For me, its something like getting a gessoed panel (a wooden board covered with a smooth and polished layer of plaster on it) ready for the gold and the painting.   The Master is the one doing praying (and the painting) but I have to show up with the panel (actual and metaphorical) ready for His presence and His hand.

Wednesday, August 24, 2016

Breaking Radio Silence 2.0

I''m back.
After a long, long stretch of inactivity on this weblog, I've returned to the (digital) airwaves.  A lot has happened since I last posted, most notably, during the first week of January I managed to injure my back. Not a parachute jump injury or a tae kwan do bout gone wrong, I simply forgot that I wasn't nineteen anymore and stacked a cord of wood (thoughtfully provided us by my daughter Phoebe's boyfriend, Odin, as a Christmas present). It turns out that the movements involved in bending over, picking up and stacking a split cord of spruce and hemlock is just what it takes to herniate one's disk (in my case, at L4/L5.)

After seven months of increasingly severe pain, my doctor confirmed the herniated disk with an MRI and sent me to Seattle for an epidural injection of cortizone, which, since July 15th has been slowly getting better (thanks in large part to my physical therapist-thank you so much!)

It turns out that weeks and weeks in constant pain is both exhausting and distracting.
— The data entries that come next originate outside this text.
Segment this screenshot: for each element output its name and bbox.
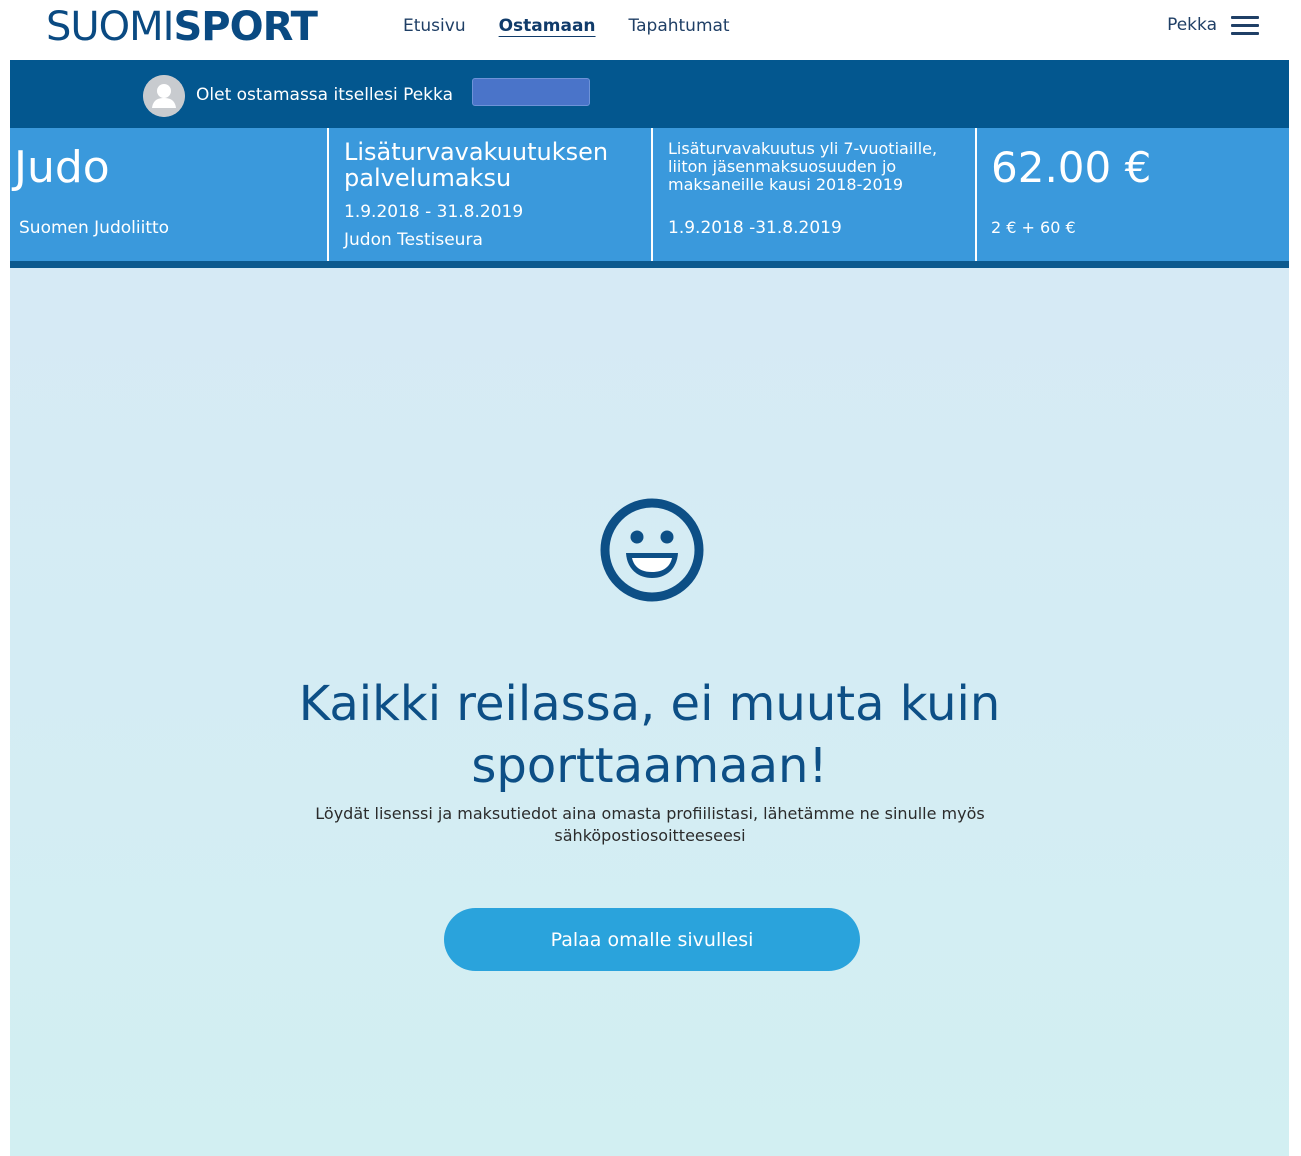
- user-name[interactable]: Pekka: [1167, 12, 1217, 38]
- insurance-cell: Lisäturvavakuutus yli 7-vuotiaille, liit…: [651, 128, 975, 261]
- success-subtext: Löydät lisenssi ja maksutiedot aina omas…: [250, 803, 1050, 847]
- sport-cell: Judo Suomen Judoliitto: [10, 128, 327, 261]
- success-panel: Kaikki reilassa, ei muuta kuin sporttaam…: [10, 268, 1289, 1156]
- insurance-period: 1.9.2018 -31.8.2019: [668, 218, 842, 238]
- success-heading-line1: Kaikki reilassa, ei muuta kuin: [298, 676, 1001, 732]
- success-subtext-line1: Löydät lisenssi ja maksutiedot aina omas…: [315, 804, 985, 823]
- buyer-banner: Olet ostamassa itsellesi Pekka: [10, 60, 1289, 128]
- suomisport-logo[interactable]: SUOMISPORT: [46, 3, 318, 51]
- success-heading: Kaikki reilassa, ei muuta kuin sporttaam…: [10, 673, 1289, 797]
- sport-name: Judo: [14, 142, 110, 193]
- user-avatar-icon: [143, 75, 185, 117]
- return-to-profile-button[interactable]: Palaa omalle sivullesi: [444, 908, 860, 971]
- success-subtext-line2: sähköpostiosoitteeseesi: [554, 826, 746, 845]
- price-breakdown: 2 € + 60 €: [991, 218, 1076, 237]
- total-price: 62.00 €: [991, 143, 1152, 192]
- fee-period: 1.9.2018 - 31.8.2019: [344, 202, 524, 222]
- logo-text-light: SUOMI: [46, 4, 174, 50]
- price-cell: 62.00 € 2 € + 60 €: [975, 128, 1289, 261]
- nav-link-tapahtumat[interactable]: Tapahtumat: [629, 14, 730, 38]
- logo-text-bold: SP: [173, 4, 230, 50]
- redacted-surname: [472, 78, 590, 106]
- club-name: Judon Testiseura: [344, 230, 483, 250]
- insurance-description: Lisäturvavakuutus yli 7-vuotiaille, liit…: [668, 139, 938, 194]
- logo-o: O: [229, 4, 264, 50]
- nav-link-ostamaan[interactable]: Ostamaan: [499, 14, 596, 38]
- purchase-summary: Judo Suomen Judoliitto Lisäturvavakuutuk…: [10, 128, 1289, 268]
- fee-cell: Lisäturvavakuutuksen palvelumaksu 1.9.20…: [327, 128, 651, 261]
- hamburger-menu-icon[interactable]: [1231, 14, 1259, 36]
- nav-link-etusivu[interactable]: Etusivu: [403, 14, 466, 38]
- fee-title: Lisäturvavakuutuksen palvelumaksu: [344, 138, 609, 192]
- main-nav: Etusivu Ostamaan Tapahtumat: [403, 14, 730, 38]
- buyer-text: Olet ostamassa itsellesi Pekka: [196, 85, 453, 105]
- logo-text-bold-end: RT: [262, 4, 318, 50]
- success-heading-line2: sporttaamaan!: [471, 738, 828, 794]
- smiley-face-icon: [600, 498, 704, 602]
- user-menu[interactable]: Pekka: [1167, 12, 1259, 38]
- top-navigation: SUOMISPORT Etusivu Ostamaan Tapahtumat P…: [0, 0, 1301, 60]
- federation-name: Suomen Judoliitto: [19, 218, 170, 238]
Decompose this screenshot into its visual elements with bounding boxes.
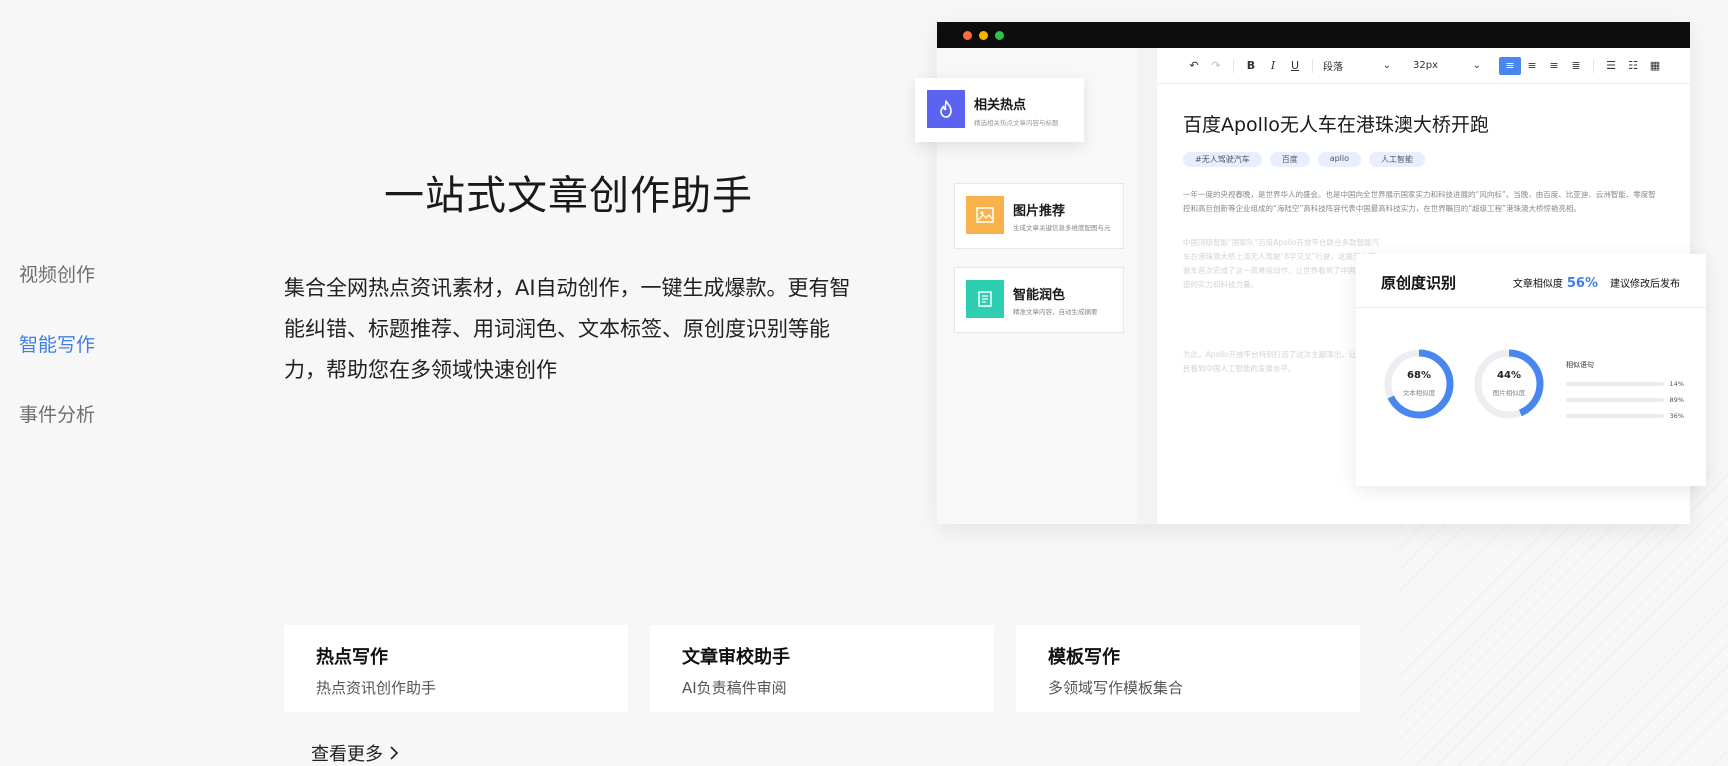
feature-title: 热点写作 xyxy=(316,647,388,668)
paragraph-select[interactable]: 段落 ⌄ xyxy=(1319,57,1395,75)
feature-card-template[interactable]: 模板写作 多领域写作模板集合 xyxy=(1016,625,1360,712)
similar-sentence-row[interactable]: 14% xyxy=(1566,376,1684,392)
article-paragraph: 一年一度的央视春晚，是世界华人的盛会。也是中国向全世界展示国家实力和科技进展的“… xyxy=(1183,190,1656,213)
feature-subtitle: 热点资讯创作助手 xyxy=(316,679,437,697)
chevron-right-icon xyxy=(390,746,399,760)
italic-button[interactable]: I xyxy=(1262,59,1284,72)
image-icon xyxy=(966,196,1004,234)
view-more-label: 查看更多 xyxy=(311,744,383,765)
feature-title: 文章审校助手 xyxy=(682,647,790,668)
window-titlebar xyxy=(937,22,1690,48)
window-minimize-dot xyxy=(979,31,988,40)
feature-card-hot-writing[interactable]: 热点写作 热点资讯创作助手 xyxy=(284,625,628,712)
article-tag[interactable]: #无人驾驶汽车 xyxy=(1183,152,1262,167)
align-justify-icon[interactable]: ≣ xyxy=(1565,59,1587,72)
align-right-icon[interactable]: ≡ xyxy=(1543,59,1565,72)
window-close-dot xyxy=(963,31,972,40)
side-nav-item-video[interactable]: 视频创作 xyxy=(19,258,95,328)
paragraph-select-value: 段落 xyxy=(1323,62,1343,73)
originality-title: 原创度识别 xyxy=(1381,274,1457,292)
font-size-select-value: 32px xyxy=(1413,60,1438,71)
font-size-select[interactable]: 32px ⌄ xyxy=(1409,57,1485,75)
text-similarity-value: 68% xyxy=(1407,370,1431,381)
text-similarity-label: 文本相似度 xyxy=(1402,389,1436,397)
similarity-summary: 文章相似度 56% 建议修改后发布 xyxy=(1513,275,1680,291)
similarity-value: 56% xyxy=(1566,276,1598,291)
hero-description: 集合全网热点资讯素材，AI自动创作，一键生成爆款。更有智能纠错、标题推荐、用词润… xyxy=(284,276,851,382)
article-paragraph: 中国顶级智能“国家队”百度Apollo开放平台联合多款智能汽车在港珠澳大桥上演无… xyxy=(1183,238,1380,289)
side-nav-item-event[interactable]: 事件分析 xyxy=(19,398,95,468)
side-nav-item-writing[interactable]: 智能写作 xyxy=(19,328,95,398)
bullet-list-icon[interactable]: ☷ xyxy=(1622,59,1644,72)
article-paragraph: 为此，Apollo开放平台特别打造了这次主题演出，让全球人民看到中国人工智能的发… xyxy=(1183,350,1379,373)
align-left-icon[interactable]: ≡ xyxy=(1499,56,1521,75)
ordered-list-icon[interactable]: ☰ xyxy=(1600,59,1622,72)
similar-sentences: 相似语句 14% 89% 36% xyxy=(1566,360,1684,424)
image-recommend-subtitle: 生成文章关键信息多维度配图与元 xyxy=(1013,224,1111,232)
feature-subtitle: AI负责稿件审阅 xyxy=(682,679,787,697)
view-more-link[interactable]: 查看更多 xyxy=(311,740,399,766)
underline-button[interactable]: U xyxy=(1284,59,1306,72)
similarity-label: 文章相似度 xyxy=(1512,279,1563,290)
chevron-down-icon: ⌄ xyxy=(1472,60,1481,71)
image-similarity-donut: 44% 图片相似度 xyxy=(1471,346,1547,422)
smart-polish-title: 智能润色 xyxy=(1013,288,1066,303)
related-hot-card[interactable]: 相关热点 精选相关热点文章内容与标题 xyxy=(915,78,1084,142)
article-tag[interactable]: 百度 xyxy=(1269,152,1310,167)
side-nav: 视频创作 智能写作 事件分析 xyxy=(19,258,95,468)
article-tag[interactable]: 人工智能 xyxy=(1369,152,1426,167)
similar-sentence-row[interactable]: 36% xyxy=(1566,408,1684,424)
feature-title: 模板写作 xyxy=(1048,647,1120,668)
editor-toolbar: ↶ ↷ B I U 段落 ⌄ 32px ⌄ ≡ ≡ ≡ ≣ ☰ ☷ ▦ xyxy=(1157,48,1690,84)
image-similarity-label: 图片相似度 xyxy=(1492,389,1526,397)
align-center-icon[interactable]: ≡ xyxy=(1521,59,1543,72)
similar-sentences-header: 相似语句 xyxy=(1566,361,1594,369)
related-hot-title: 相关热点 xyxy=(974,98,1027,113)
smart-polish-card[interactable]: 智能润色 精准文章内容，自动生成摘要 xyxy=(954,267,1124,333)
similar-sentence-row[interactable]: 89% xyxy=(1566,392,1684,408)
article-title: 百度Apollo无人车在港珠澳大桥开跑 xyxy=(1183,114,1489,136)
originality-panel: 原创度识别 文章相似度 56% 建议修改后发布 68% 文本相似度 44% 图片相似… xyxy=(1356,254,1706,486)
redo-icon[interactable]: ↷ xyxy=(1205,59,1227,72)
smart-polish-subtitle: 精准文章内容，自动生成摘要 xyxy=(1013,308,1098,316)
image-recommend-card[interactable]: 图片推荐 生成文章关键信息多维度配图与元 xyxy=(954,183,1124,249)
window-maximize-dot xyxy=(995,31,1004,40)
article-tags: #无人驾驶汽车 百度 apllo 人工智能 xyxy=(1183,152,1426,167)
feature-subtitle: 多领域写作模板集合 xyxy=(1048,679,1184,697)
chevron-down-icon: ⌄ xyxy=(1382,60,1391,71)
undo-icon[interactable]: ↶ xyxy=(1183,59,1205,72)
related-hot-subtitle: 精选相关热点文章内容与标题 xyxy=(974,119,1059,127)
image-recommend-title: 图片推荐 xyxy=(1013,204,1066,219)
article-tag[interactable]: apllo xyxy=(1317,152,1362,167)
publish-suggestion[interactable]: 建议修改后发布 xyxy=(1610,279,1680,290)
flame-icon xyxy=(927,90,965,128)
bold-button[interactable]: B xyxy=(1240,59,1262,72)
text-similarity-donut: 68% 文本相似度 xyxy=(1381,346,1457,422)
feature-card-proofreading[interactable]: 文章审校助手 AI负责稿件审阅 xyxy=(650,625,994,712)
hero-title: 一站式文章创作助手 xyxy=(384,173,753,219)
table-icon[interactable]: ▦ xyxy=(1644,59,1666,72)
image-similarity-value: 44% xyxy=(1497,370,1521,381)
document-icon xyxy=(966,280,1004,318)
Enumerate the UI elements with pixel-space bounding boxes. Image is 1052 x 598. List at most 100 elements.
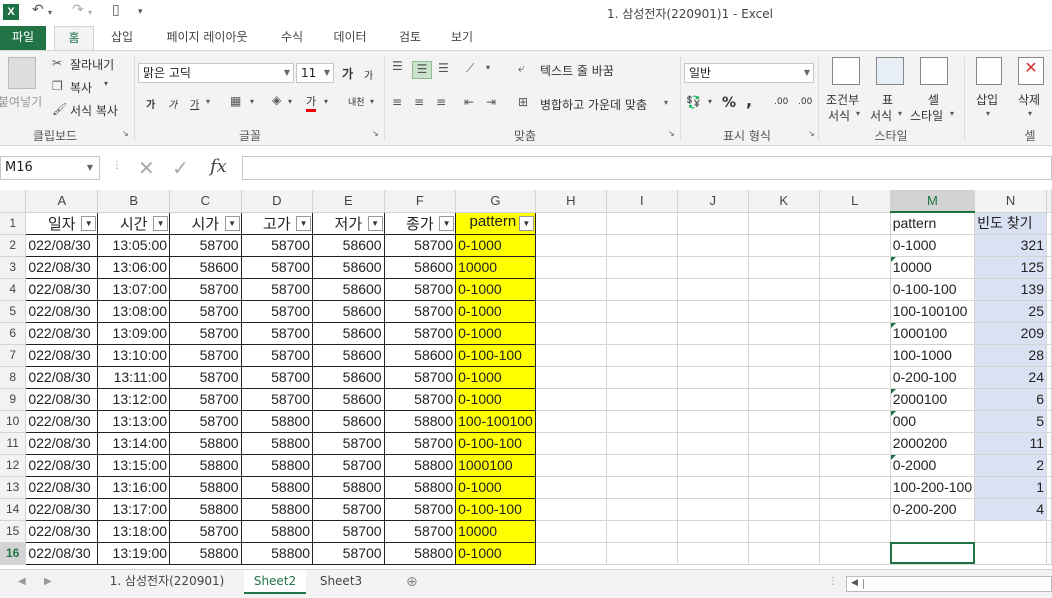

However, it has given me a more profound and sympathetic understanding of the lives of those who live daily with chronic physical pain.  (And to appreciate how many people, especially the elderly and the disabled, bear the struggles and suffering that comes with chronic pain with such grace and fortitude.)   As I shuffled through the winter and spring I  was pleasantly surprised to be welcomed with kindness and sympathy over the past seven months into the company of those similarly afflicted, to greater or lesser extent, with a back injury and consequent back and leg pain.

The upside of no longer being in pain (at least for the time being -- epidurals don't come with a guarantee) is that I've got the energy and focus again for reading, reflection, writing, drawing and painting.